Viacom has garnered a range of upgrades of late, with analysts highlighting that the stock is valued below peers and ad trends and margins should improve. Sanford C. Bernstein analyst Michael Nathanson projects that U.S. ad revenue fell 4% during the third quarter after originally expecting a 6% drop. For the film segment, he expects an operating profit of $71 million, “a significant improvement” from a $19 million year-ago loss.
“On the theatrical side, Paramount will benefit from the global success of ‘Transformers: Revenge of the Fallen,’ ” he said. “In addition, because the film was released on June 24, much of the global P&A was expensed in the second quarter.”
Overall, Nathanson expects a 5.5% revenue decline at Sony to $3.2 billion but a 6.4% EBITDA gain to $831 million.
On Wednesday, Time Warner will report what Nathanson expects to be a 13.6% decline in adjusted earnings before interest, taxes depreciation and amortization, to $1.7 billion, on a 9.7% revenue drop to $6.8 billion. AOL, publishing and film units are expected to be the biggest drags, and the TV networks segment should be the key bastion of growth. Film profitability could decline 23%, the analyst predicts, citing “tough theatrical comparisons (last year’s “The Dark Knight”) and weak home video sales,” though the 4% U.S. decline for TW during the quarter outperformed a 10% industrywide drop.

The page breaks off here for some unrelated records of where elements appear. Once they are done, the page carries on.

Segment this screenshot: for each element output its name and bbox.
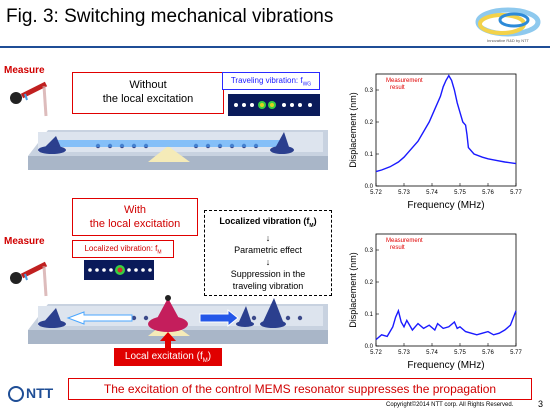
condition-box-bottom: With the local excitation: [72, 198, 198, 236]
x-tick-label: 5.75: [454, 190, 466, 196]
beam-device-top: [28, 130, 328, 170]
page-number: 3: [538, 399, 544, 409]
title-divider: [0, 46, 550, 48]
flow-arrow-1: ↓: [265, 232, 271, 243]
x-tick-label: 5.72: [370, 350, 382, 356]
flow-line1-sub: M: [309, 222, 314, 229]
excitation-end: ): [207, 351, 212, 362]
ntt-brand-text: NTT: [26, 385, 54, 401]
x-tick-label: 5.74: [426, 350, 438, 356]
chart-bottom: 5.72 5.73 5.74 5.75 5.76 5.77 0.0 0.1 0.2 0.3 Meas…: [336, 226, 526, 376]
ntt-logo-icon: [475, 7, 541, 37]
y-tick-label: 0.1: [365, 152, 374, 158]
y-tick-label: 0.1: [365, 312, 374, 318]
localized-sub: M: [157, 249, 162, 256]
conclusion-banner: The excitation of the control MEMS reson…: [68, 378, 532, 400]
plot-frame: [375, 73, 517, 187]
page-title: Fig. 3: Switching mechanical vibrations: [6, 6, 334, 27]
x-tick-label: 5.75: [454, 350, 466, 356]
mode-image-top: [228, 94, 320, 116]
excitation-arrow-icon: [160, 332, 176, 350]
chart-bottom-svg: 5.72 5.73 5.74 5.75 5.76 5.77 0.0 0.1 0.2 0.3 Meas…: [348, 233, 522, 371]
x-tick-label: 5.77: [510, 190, 522, 196]
ntt-brand: NTT: [8, 385, 54, 403]
flow-line3: Suppression in the: [230, 268, 306, 279]
chart-annotation: Measurement: [386, 238, 423, 244]
y-tick-label: 0.3: [365, 248, 374, 254]
series-line: [375, 74, 517, 173]
logo-tagline: Innovative R&D by NTT: [486, 38, 529, 43]
chart-top-svg: 5.72 5.73 5.74 5.75 5.76 5.77 0.0 0.1 0.2 0.3 Meas…: [348, 73, 522, 211]
flow-line2: Parametric effect: [234, 244, 302, 255]
x-tick-label: 5.77: [510, 350, 522, 356]
flow-line4: traveling vibration: [232, 280, 304, 291]
x-tick-label: 5.74: [426, 190, 438, 196]
y-tick-label: 0.2: [365, 280, 374, 286]
x-axis-label: Frequency (MHz): [407, 360, 484, 371]
y-axis-label: Displacement (nm): [348, 92, 358, 168]
chart-annotation: result: [390, 245, 405, 251]
y-tick-label: 0.0: [365, 184, 374, 190]
measure-label-top: Measure: [4, 65, 45, 76]
chart-top: 5.72 5.73 5.74 5.75 5.76 5.77 0.0 0.1 0.2 0.3 Meas…: [336, 66, 526, 216]
excitation-sub: M: [202, 358, 208, 364]
localized-vibration-box: Localized vibration: fM: [72, 240, 174, 258]
x-tick-label: 5.76: [482, 350, 494, 356]
condition-bottom-line1: With: [124, 204, 146, 216]
ntt-emblem-icon: [8, 386, 24, 403]
mode-image-bottom: [84, 260, 154, 280]
condition-bottom-line2: the local excitation: [89, 218, 181, 230]
y-tick-label: 0.3: [365, 88, 374, 94]
x-tick-label: 5.73: [398, 350, 410, 356]
traveling-sub: WG: [302, 81, 312, 88]
excitation-label: Local excitation (f: [124, 351, 203, 362]
chart-annotation: Measurement: [386, 78, 423, 84]
series-line: [375, 308, 517, 341]
x-tick-label: 5.73: [398, 190, 410, 196]
traveling-vibration-box: Traveling vibration: fWG: [222, 72, 320, 90]
chart-annotation: result: [390, 85, 405, 91]
copyright-text: Copyright©2014 NTT corp. All Rights Rese…: [386, 402, 514, 408]
laser-probe-icon: [10, 81, 48, 117]
local-excitation-label: Local excitation (fM): [114, 348, 222, 366]
conclusion-text: The excitation of the control MEMS reson…: [103, 382, 497, 396]
mechanism-flow-box: Localized vibration (fM) ↓ Parametric ef…: [204, 210, 332, 296]
x-axis-label: Frequency (MHz): [407, 200, 484, 211]
x-tick-label: 5.76: [482, 190, 494, 196]
flow-arrow-2: ↓: [265, 256, 271, 267]
condition-top-line1: Without: [129, 79, 167, 91]
laser-probe-icon-bottom: [10, 261, 48, 297]
condition-box-top: Without the local excitation: [72, 72, 224, 114]
beam-device-bottom: [28, 295, 328, 344]
localized-label: Localized vibration: f: [84, 244, 158, 253]
flow-line1: Localized vibration (f: [219, 216, 310, 226]
x-tick-label: 5.72: [370, 190, 382, 196]
measure-label-bottom: Measure: [4, 236, 45, 247]
traveling-label: Traveling vibration: f: [230, 76, 303, 85]
y-axis-label: Displacement (nm): [348, 252, 358, 328]
condition-top-line2: the local excitation: [102, 93, 194, 105]
y-tick-label: 0.0: [365, 344, 374, 350]
y-tick-label: 0.2: [365, 120, 374, 126]
flow-line1-end: ): [313, 216, 317, 226]
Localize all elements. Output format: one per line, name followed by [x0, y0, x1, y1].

Said Barrington Research analyst James Goss: “The fourth period will be the primary period of profit generation, including benefit of home video contributions from ‘Harry Potter,’ ‘Final Destination IV,’ ‘The Hangover’ and several other films.”
News Corp. reports later Wednesday, with possible deals — like a potential acquisition of the Travel Channel — and a push to paid digital content on people’s minds in addition to ad trends.

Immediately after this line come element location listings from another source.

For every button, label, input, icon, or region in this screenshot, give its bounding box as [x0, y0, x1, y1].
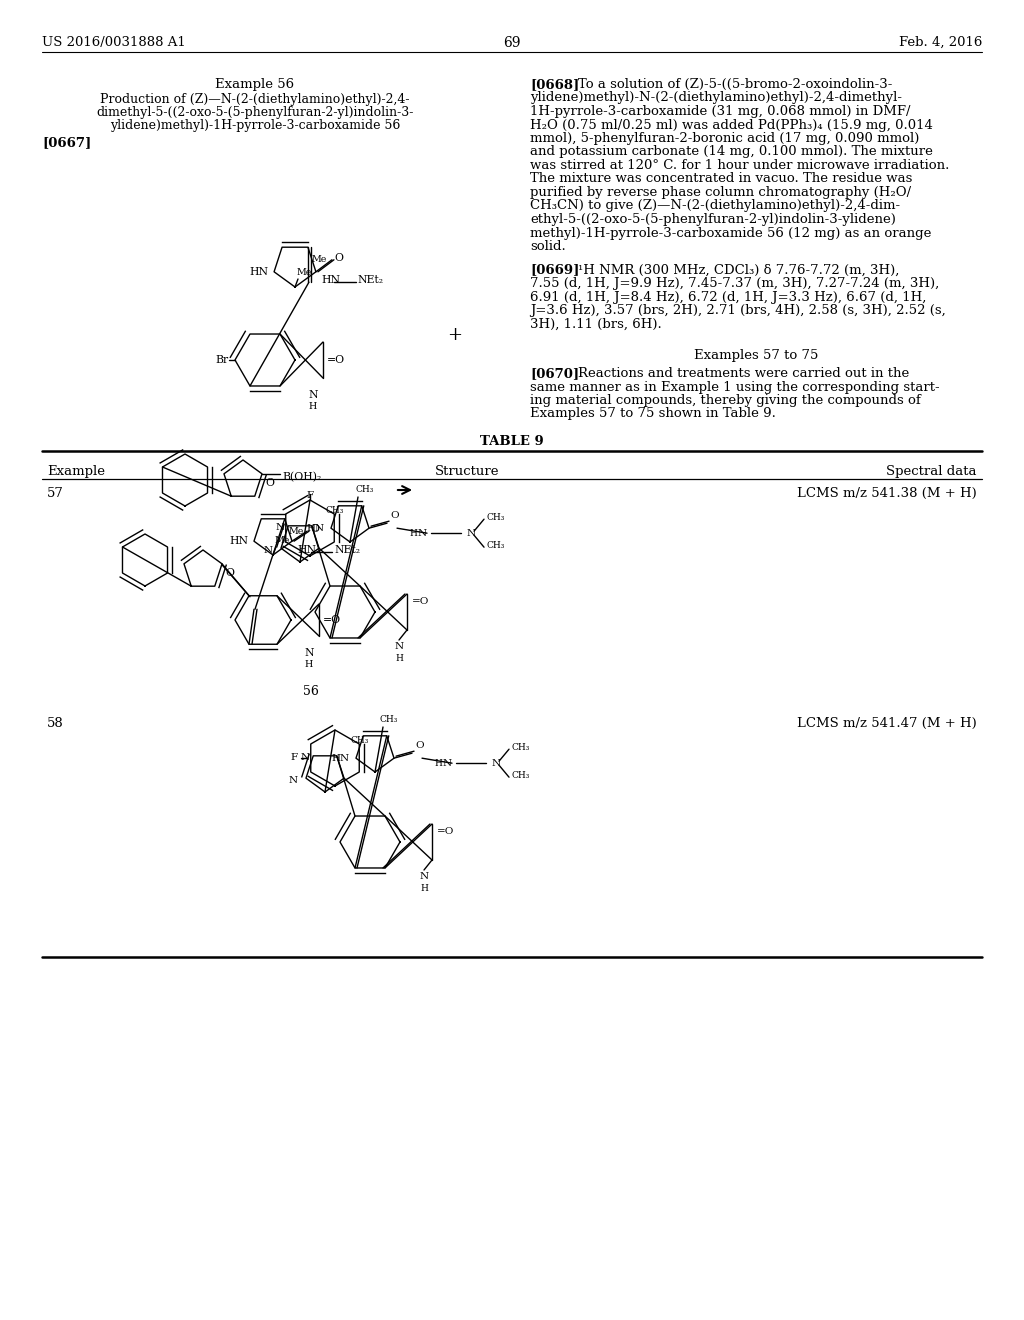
- Text: CH₃: CH₃: [486, 541, 505, 549]
- Text: and potassium carbonate (14 mg, 0.100 mmol). The mixture: and potassium carbonate (14 mg, 0.100 mm…: [530, 145, 933, 158]
- Text: ing material compounds, thereby giving the compounds of: ing material compounds, thereby giving t…: [530, 393, 921, 407]
- Text: CH₃: CH₃: [350, 737, 369, 746]
- Text: Examples 57 to 75 shown in Table 9.: Examples 57 to 75 shown in Table 9.: [530, 408, 776, 421]
- Text: TABLE 9: TABLE 9: [480, 436, 544, 447]
- Text: N: N: [304, 648, 313, 657]
- Text: CH₃: CH₃: [326, 507, 344, 515]
- Text: N: N: [442, 759, 452, 768]
- Text: dimethyl-5-((2-oxo-5-(5-phenylfuran-2-yl)indolin-3-: dimethyl-5-((2-oxo-5-(5-phenylfuran-2-yl…: [96, 106, 414, 119]
- Text: LCMS m/z 541.38 (M + H): LCMS m/z 541.38 (M + H): [798, 487, 977, 500]
- Text: Spectral data: Spectral data: [887, 465, 977, 478]
- Text: N: N: [466, 529, 475, 537]
- Text: =O: =O: [327, 355, 345, 366]
- Text: 6.91 (d, 1H, J=8.4 Hz), 6.72 (d, 1H, J=3.3 Hz), 6.67 (d, 1H,: 6.91 (d, 1H, J=8.4 Hz), 6.72 (d, 1H, J=3…: [530, 290, 927, 304]
- Text: NEt₂: NEt₂: [358, 275, 384, 285]
- Text: Examples 57 to 75: Examples 57 to 75: [694, 348, 818, 362]
- Text: H₂O (0.75 ml/0.25 ml) was added Pd(PPh₃)₄ (15.9 mg, 0.014: H₂O (0.75 ml/0.25 ml) was added Pd(PPh₃)…: [530, 119, 933, 132]
- Text: O: O: [334, 253, 343, 263]
- Text: mmol), 5-phenylfuran-2-boronic acid (17 mg, 0.090 mmol): mmol), 5-phenylfuran-2-boronic acid (17 …: [530, 132, 920, 145]
- Text: H: H: [434, 759, 442, 768]
- Text: Me: Me: [289, 527, 304, 536]
- Text: HN: HN: [307, 524, 325, 533]
- Text: was stirred at 120° C. for 1 hour under microwave irradiation.: was stirred at 120° C. for 1 hour under …: [530, 158, 949, 172]
- Text: US 2016/0031888 A1: US 2016/0031888 A1: [42, 36, 185, 49]
- Text: 58: 58: [47, 717, 63, 730]
- Text: B(OH)₂: B(OH)₂: [282, 471, 322, 482]
- Text: CH₃: CH₃: [355, 484, 374, 494]
- Text: 69: 69: [503, 36, 521, 50]
- Text: H: H: [395, 653, 402, 663]
- Text: ylidene)methyl)-1H-pyrrole-3-carboxamide 56: ylidene)methyl)-1H-pyrrole-3-carboxamide…: [110, 119, 400, 132]
- Text: F: F: [291, 754, 298, 763]
- Text: same manner as in Example 1 using the corresponding start-: same manner as in Example 1 using the co…: [530, 380, 940, 393]
- Text: N: N: [275, 523, 285, 532]
- Text: HN: HN: [249, 267, 268, 277]
- Text: CH₃CN) to give (Z)—N-(2-(diethylamino)ethyl)-2,4-dim-: CH₃CN) to give (Z)—N-(2-(diethylamino)et…: [530, 199, 900, 213]
- Text: Me: Me: [275, 536, 291, 545]
- Text: LCMS m/z 541.47 (M + H): LCMS m/z 541.47 (M + H): [798, 717, 977, 730]
- Text: CH₃: CH₃: [511, 771, 529, 780]
- Text: N: N: [308, 389, 317, 400]
- Text: H: H: [309, 403, 317, 411]
- Text: CH₃: CH₃: [380, 715, 398, 723]
- Text: ylidene)methyl)-N-(2-(diethylamino)ethyl)-2,4-dimethyl-: ylidene)methyl)-N-(2-(diethylamino)ethyl…: [530, 91, 902, 104]
- Text: The mixture was concentrated in vacuo. The residue was: The mixture was concentrated in vacuo. T…: [530, 173, 912, 186]
- Text: Production of (Z)—N-(2-(diethylamino)ethyl)-2,4-: Production of (Z)—N-(2-(diethylamino)eth…: [100, 92, 410, 106]
- Text: N: N: [492, 759, 500, 768]
- Text: H: H: [409, 529, 417, 537]
- Text: =O: =O: [412, 598, 429, 606]
- Text: O: O: [310, 524, 319, 535]
- Text: Br: Br: [216, 355, 229, 366]
- Text: Me: Me: [297, 268, 312, 277]
- Text: [0669]: [0669]: [530, 264, 580, 276]
- Text: +: +: [447, 326, 463, 345]
- Text: Structure: Structure: [435, 465, 500, 478]
- Text: 3H), 1.11 (brs, 6H).: 3H), 1.11 (brs, 6H).: [530, 318, 662, 330]
- Text: Feb. 4, 2016: Feb. 4, 2016: [899, 36, 982, 49]
- Text: Example 56: Example 56: [215, 78, 295, 91]
- Text: Example: Example: [47, 465, 105, 478]
- Text: [0667]: [0667]: [42, 136, 91, 149]
- Text: N: N: [289, 776, 298, 784]
- Text: F: F: [306, 491, 313, 500]
- Text: solid.: solid.: [530, 240, 565, 253]
- Text: Reactions and treatments were carried out in the: Reactions and treatments were carried ou…: [578, 367, 909, 380]
- Text: 56: 56: [303, 685, 318, 698]
- Text: HN: HN: [297, 545, 316, 556]
- Text: =O: =O: [437, 828, 455, 837]
- Text: HN: HN: [321, 275, 340, 285]
- Text: NEt₂: NEt₂: [334, 545, 360, 556]
- Text: HN: HN: [332, 754, 350, 763]
- Text: O: O: [265, 478, 274, 488]
- Text: N: N: [417, 529, 426, 537]
- Text: purified by reverse phase column chromatography (H₂O/: purified by reverse phase column chromat…: [530, 186, 911, 199]
- Text: N: N: [300, 754, 309, 763]
- Text: ethyl-5-((2-oxo-5-(5-phenylfuran-2-yl)indolin-3-ylidene): ethyl-5-((2-oxo-5-(5-phenylfuran-2-yl)in…: [530, 213, 896, 226]
- Text: =O: =O: [323, 615, 341, 624]
- Text: H: H: [420, 884, 428, 894]
- Text: Me: Me: [312, 255, 328, 264]
- Text: CH₃: CH₃: [486, 512, 505, 521]
- Text: N: N: [394, 642, 403, 651]
- Text: N: N: [420, 873, 429, 880]
- Text: J=3.6 Hz), 3.57 (brs, 2H), 2.71 (brs, 4H), 2.58 (s, 3H), 2.52 (s,: J=3.6 Hz), 3.57 (brs, 2H), 2.71 (brs, 4H…: [530, 304, 946, 317]
- Text: CH₃: CH₃: [511, 743, 529, 751]
- Text: O: O: [390, 511, 398, 520]
- Text: HN: HN: [229, 536, 248, 546]
- Text: H: H: [305, 660, 313, 669]
- Text: methyl)-1H-pyrrole-3-carboxamide 56 (12 mg) as an orange: methyl)-1H-pyrrole-3-carboxamide 56 (12 …: [530, 227, 932, 239]
- Text: 7.55 (d, 1H, J=9.9 Hz), 7.45-7.37 (m, 3H), 7.27-7.24 (m, 3H),: 7.55 (d, 1H, J=9.9 Hz), 7.45-7.37 (m, 3H…: [530, 277, 939, 290]
- Text: N: N: [264, 545, 273, 554]
- Text: 57: 57: [47, 487, 63, 500]
- Text: [0670]: [0670]: [530, 367, 580, 380]
- Text: O: O: [225, 568, 234, 578]
- Text: ¹H NMR (300 MHz, CDCl₃) δ 7.76-7.72 (m, 3H),: ¹H NMR (300 MHz, CDCl₃) δ 7.76-7.72 (m, …: [578, 264, 899, 276]
- Text: 1H-pyrrole-3-carboxamide (31 mg, 0.068 mmol) in DMF/: 1H-pyrrole-3-carboxamide (31 mg, 0.068 m…: [530, 106, 910, 117]
- Text: O: O: [415, 741, 424, 750]
- Text: [0668]: [0668]: [530, 78, 580, 91]
- Text: To a solution of (Z)-5-((5-bromo-2-oxoindolin-3-: To a solution of (Z)-5-((5-bromo-2-oxoin…: [578, 78, 892, 91]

CBS Corp. follows on Thursday before Disney wraps up earnings season a week later.
Analysts project a slight quarterly revenue decline to about $3.3 billion for CBS. Operating income before depreciation and amortization should decline 14.5% to $551 million, Nathanson predicts. He recently boosted his ad forecast for the back half of 2009 “due to the combination of CBS’ ratings-share gains and strengthening scatter pricing.” For the third quarter, he eyes a 3% gain in CBS network advertising instead of 1%.